Let me explain it in a different way: I often think a developer encountering an argument made by someone else that they don’t agree with automatically assumes the other person is an idiot:
“They must be wrong, right? After all the topic is tech, and a question about technology is either right or wrong. And since I know the right answer, the other dweeb must be wrong, right? Oh, and their emotions can’t play a role either, we’re talking cold, rational bits & bytes here after all. Plus I don’t even need to be that explicit, me pointing out their flaw must be sufficient, they can read up the rest in the manual!”

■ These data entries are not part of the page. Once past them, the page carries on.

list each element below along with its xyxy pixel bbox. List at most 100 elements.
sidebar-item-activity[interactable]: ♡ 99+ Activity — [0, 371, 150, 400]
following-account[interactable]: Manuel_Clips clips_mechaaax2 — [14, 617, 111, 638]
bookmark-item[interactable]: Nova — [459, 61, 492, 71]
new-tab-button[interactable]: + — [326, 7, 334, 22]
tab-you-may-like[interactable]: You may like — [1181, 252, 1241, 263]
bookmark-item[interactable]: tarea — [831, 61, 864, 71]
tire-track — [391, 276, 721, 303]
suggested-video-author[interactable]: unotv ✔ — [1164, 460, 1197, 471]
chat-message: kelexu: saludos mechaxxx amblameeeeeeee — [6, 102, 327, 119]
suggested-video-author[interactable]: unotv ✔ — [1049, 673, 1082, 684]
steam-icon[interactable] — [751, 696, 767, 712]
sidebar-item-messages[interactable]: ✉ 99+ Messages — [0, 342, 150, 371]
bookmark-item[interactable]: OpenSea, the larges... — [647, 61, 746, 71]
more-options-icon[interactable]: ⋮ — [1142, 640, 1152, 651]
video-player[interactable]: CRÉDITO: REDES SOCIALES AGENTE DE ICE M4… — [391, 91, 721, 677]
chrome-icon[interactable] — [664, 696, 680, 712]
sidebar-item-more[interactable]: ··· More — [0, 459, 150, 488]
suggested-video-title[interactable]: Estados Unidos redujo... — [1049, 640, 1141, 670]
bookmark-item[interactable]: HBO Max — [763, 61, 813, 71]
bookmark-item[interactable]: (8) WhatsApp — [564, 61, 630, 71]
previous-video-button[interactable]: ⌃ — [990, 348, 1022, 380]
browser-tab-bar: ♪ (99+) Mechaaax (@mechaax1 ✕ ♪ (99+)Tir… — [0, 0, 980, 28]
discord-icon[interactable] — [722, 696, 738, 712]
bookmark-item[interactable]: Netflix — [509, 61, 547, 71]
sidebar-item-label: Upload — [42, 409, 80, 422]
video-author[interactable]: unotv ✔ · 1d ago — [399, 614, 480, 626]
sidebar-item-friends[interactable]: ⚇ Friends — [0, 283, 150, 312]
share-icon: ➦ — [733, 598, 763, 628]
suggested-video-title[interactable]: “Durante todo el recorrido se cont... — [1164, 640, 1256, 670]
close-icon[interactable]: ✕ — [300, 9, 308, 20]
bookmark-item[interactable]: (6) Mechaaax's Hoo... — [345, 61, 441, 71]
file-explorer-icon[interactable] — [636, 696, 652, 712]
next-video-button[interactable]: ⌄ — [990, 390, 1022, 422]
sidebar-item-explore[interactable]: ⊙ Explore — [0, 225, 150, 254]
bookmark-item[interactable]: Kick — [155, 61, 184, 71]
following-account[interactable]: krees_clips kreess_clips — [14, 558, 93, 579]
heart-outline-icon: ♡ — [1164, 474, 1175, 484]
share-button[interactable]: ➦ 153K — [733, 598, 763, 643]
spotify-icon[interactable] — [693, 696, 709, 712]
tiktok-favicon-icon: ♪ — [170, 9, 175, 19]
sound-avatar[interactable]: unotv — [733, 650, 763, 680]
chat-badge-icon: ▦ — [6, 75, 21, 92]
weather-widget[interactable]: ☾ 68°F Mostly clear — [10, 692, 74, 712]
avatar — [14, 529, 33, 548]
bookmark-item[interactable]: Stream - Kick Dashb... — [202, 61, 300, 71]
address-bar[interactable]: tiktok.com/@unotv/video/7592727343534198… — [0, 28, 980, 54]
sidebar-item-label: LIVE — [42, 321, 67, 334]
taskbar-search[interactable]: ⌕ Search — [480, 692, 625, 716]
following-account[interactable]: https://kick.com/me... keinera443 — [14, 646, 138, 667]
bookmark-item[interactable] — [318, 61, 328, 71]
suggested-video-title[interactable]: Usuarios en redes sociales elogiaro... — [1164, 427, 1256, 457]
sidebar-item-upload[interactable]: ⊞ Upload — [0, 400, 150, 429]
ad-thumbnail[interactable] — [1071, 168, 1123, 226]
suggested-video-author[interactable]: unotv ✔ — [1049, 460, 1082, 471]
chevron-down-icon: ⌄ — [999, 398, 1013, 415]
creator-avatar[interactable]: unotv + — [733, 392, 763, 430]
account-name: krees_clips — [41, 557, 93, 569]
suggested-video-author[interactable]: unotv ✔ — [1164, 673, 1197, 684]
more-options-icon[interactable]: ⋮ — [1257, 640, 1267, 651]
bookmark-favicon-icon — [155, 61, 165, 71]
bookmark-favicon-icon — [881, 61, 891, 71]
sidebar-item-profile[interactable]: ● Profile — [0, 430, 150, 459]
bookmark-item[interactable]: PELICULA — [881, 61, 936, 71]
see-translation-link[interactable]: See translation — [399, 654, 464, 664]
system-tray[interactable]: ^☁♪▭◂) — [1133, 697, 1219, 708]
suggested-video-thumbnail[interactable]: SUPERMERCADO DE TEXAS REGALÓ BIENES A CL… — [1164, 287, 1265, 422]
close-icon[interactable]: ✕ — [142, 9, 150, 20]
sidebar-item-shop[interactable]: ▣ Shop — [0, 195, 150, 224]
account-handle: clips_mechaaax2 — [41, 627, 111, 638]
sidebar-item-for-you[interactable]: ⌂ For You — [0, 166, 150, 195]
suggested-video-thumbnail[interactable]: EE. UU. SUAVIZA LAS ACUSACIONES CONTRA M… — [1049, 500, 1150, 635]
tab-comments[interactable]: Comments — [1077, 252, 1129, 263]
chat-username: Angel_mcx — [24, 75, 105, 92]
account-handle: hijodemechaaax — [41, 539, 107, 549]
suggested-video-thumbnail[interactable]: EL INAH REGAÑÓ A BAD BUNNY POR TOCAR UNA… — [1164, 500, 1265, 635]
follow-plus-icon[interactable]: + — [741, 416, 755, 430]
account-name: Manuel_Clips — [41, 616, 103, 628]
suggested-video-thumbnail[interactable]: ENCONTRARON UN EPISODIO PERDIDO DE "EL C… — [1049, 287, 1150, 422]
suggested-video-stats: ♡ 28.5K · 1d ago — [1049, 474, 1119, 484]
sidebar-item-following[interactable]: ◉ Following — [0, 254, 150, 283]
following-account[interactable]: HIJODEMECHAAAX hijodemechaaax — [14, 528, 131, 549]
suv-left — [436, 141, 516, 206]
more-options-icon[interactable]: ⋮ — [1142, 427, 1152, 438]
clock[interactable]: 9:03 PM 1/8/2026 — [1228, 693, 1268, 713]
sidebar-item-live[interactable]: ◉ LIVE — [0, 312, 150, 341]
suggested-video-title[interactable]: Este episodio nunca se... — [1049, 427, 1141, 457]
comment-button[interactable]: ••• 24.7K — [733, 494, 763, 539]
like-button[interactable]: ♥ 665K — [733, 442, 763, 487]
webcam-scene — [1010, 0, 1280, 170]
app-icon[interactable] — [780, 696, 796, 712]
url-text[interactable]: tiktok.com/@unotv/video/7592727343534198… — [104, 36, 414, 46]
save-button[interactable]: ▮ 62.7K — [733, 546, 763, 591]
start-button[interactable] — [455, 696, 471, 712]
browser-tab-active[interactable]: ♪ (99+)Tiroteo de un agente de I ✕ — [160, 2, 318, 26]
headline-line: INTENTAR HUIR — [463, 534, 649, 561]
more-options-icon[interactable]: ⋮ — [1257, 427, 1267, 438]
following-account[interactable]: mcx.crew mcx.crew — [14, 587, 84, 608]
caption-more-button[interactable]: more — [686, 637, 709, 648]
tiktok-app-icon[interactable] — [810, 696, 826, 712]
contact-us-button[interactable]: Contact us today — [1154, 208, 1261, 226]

If then both parties think like this, the entire discussion quickly becomes moot. Which, ironically, means that we now have “tech talk” that’s not rational at all: It’s just a waste of time (in this case my time, an unsuspecting, innocent bystander who just wants to learn something… and that is clearly the greatest atrocity here! 😬) If you can only answer somebody’s question like this, maybe don’t answer at all.
The Bigger Picture & My Conclusion™
Unfortunately that’s not it. There’s a bigger risk here. If a good discussion about a complex topic is not provided, the quick and dirty solutions bubble to the top. People who are in search for a solution to a given problem in a lot of cases won’t bother reading through the arguments some “egomaniacs” (at least in the perception of those passers-by) throw at each other. They pick what just compiles, which is why we end with dangerous, potentially breaking stuff like in that accepted answer to the second question, as said.
Stack Overflow usually does a very good job of trying to counter that, but I think even the way this site works has its limits. Coming from iOS and encountering a much larger number of Android developers I got the impression there’s a lot of those “just make it compile” tips out there than is good for the platform. Sure, iOS has that, too, but my subjective impression was that it’s not as bad, and questionable answers rarely have that big impact (like over a thousand upvotes). Maybe a factor is also that Android may be easier accessible or more attractive (Apple hardware is more expensive and not as widely adopted), I don’t know. Regardless, the issue is more general to software developers of all areas, I’d say.
In the end, I guess there is no easy solution to this phenomenon, so I can only hope some people heed my concluding advice: Don’t be dicks. Be nice, even if you think the other person is wrong. Better write a decent explanation of your points than relying on the issue being “logical”. Be careful when insinuating incompetence, avoid it at all if possible. Conciseness is nice (and sure an area I can improve in), but from what I have seen, the longer documentation is usually the better one in most cases.